Fork-tender beef brisket, tomato sauce, chunks of carrots and potatoes, and calamansi juice zest—simmered together to make a classic stew. This simple yet comforting stew has a blend of savory and tangy flavors, people will keep coming back for more!



  1. Marinating

    15 minutes
    1. In a mixing bowl, marinate the beef with Knorr Liquid Seasoning, calamansi juice, and black pepper. 
    2. Combine very well, then cover the bowl with plastic wrap.

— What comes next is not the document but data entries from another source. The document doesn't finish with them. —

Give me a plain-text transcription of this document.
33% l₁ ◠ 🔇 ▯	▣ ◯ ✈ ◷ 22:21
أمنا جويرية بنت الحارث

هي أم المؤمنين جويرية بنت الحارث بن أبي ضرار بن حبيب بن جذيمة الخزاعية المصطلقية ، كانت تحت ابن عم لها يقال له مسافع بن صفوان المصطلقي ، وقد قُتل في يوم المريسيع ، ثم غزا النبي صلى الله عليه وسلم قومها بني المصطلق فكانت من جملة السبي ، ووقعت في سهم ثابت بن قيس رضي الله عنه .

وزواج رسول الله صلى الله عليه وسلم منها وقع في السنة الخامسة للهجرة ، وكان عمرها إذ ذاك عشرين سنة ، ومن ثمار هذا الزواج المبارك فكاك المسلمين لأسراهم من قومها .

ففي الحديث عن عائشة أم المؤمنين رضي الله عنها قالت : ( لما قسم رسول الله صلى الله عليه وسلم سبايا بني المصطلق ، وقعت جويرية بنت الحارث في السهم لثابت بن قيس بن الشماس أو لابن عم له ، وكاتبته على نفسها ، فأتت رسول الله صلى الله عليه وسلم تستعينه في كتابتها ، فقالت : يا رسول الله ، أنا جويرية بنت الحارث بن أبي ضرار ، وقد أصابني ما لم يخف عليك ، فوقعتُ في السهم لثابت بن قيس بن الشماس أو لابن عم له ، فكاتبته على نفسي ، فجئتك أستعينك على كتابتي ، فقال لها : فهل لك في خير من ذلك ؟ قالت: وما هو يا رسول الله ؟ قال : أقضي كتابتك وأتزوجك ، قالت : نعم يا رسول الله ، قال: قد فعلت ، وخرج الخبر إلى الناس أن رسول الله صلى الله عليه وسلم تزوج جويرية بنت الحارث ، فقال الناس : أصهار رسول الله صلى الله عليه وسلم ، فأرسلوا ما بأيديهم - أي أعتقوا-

    3. Let it marinate inside the chiller for 24 hours. 
  2. Cooking

    105 minutes
    1. Preheat the pressure cooker for 10 minutes or until it turns piping hot.
    2. Add a small amount of oil and sear all the sides of the beef. Set it aside.

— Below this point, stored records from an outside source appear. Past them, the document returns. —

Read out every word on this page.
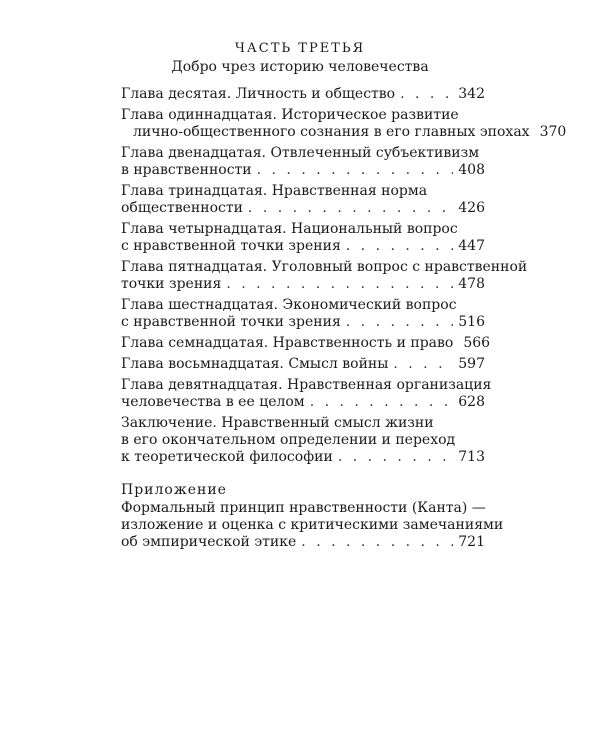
ЧАСТЬ ТРЕТЬЯ
Добро чрез историю человечества
Глава десятая. Личность и общество . . .	342
Глава одиннадцатая. Историческое развитие
лично-общественного сознания в его главных эпохах 370
Глава двенадцатая. Отвлеченный субъективизм
в нравственности . . .	408
Глава тринадцатая. Нравственная норма
общественности . . .	426
Глава четырнадцатая. Национальный вопрос
с нравственной точки зрения . . .	447
Глава пятнадцатая. Уголовный вопрос с нравственной
точки зрения . . .	478
Глава шестнадцатая. Экономический вопрос
с нравственной точки зрения . . .	516
Глава семнадцатая. Нравственность и право 566
Глава восьмнадцатая. Смысл войны . . .	597
Глава девятнадцатая. Нравственная организация
человечества в ее целом . . .	628
Заключение. Нравственный смысл жизни
в его окончательном определении и переход
к теоретической философии . . .	713
Приложение
Формальный принцип нравственности (Канта) —
изложение и оценка с критическими замечаниями
об эмпирической этике . . .	721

    3. Sauté the onion, garlic, tomato, and chorizo in the same pressure cooker.
    4. Add the tomato sauce, calamansi juice, Knorr Liquid Seasoning, smoked paprika, bay leaf, black pepper, water, carrots, potatoes, and beef.
    5. Cover the pressure cooker and let it cook. Once it whistles, simmer for 40 minutes.
    6. Afterwards, remove the whistle and wait for it to cool down.
    7. Open the cover and check the beef's tenderness. Let it simmer again if needed.
    8. Transfer the beef mechado to a serving dish. Garnish with spring onion and fried garlic.
    9. Serve the dish while it's hot.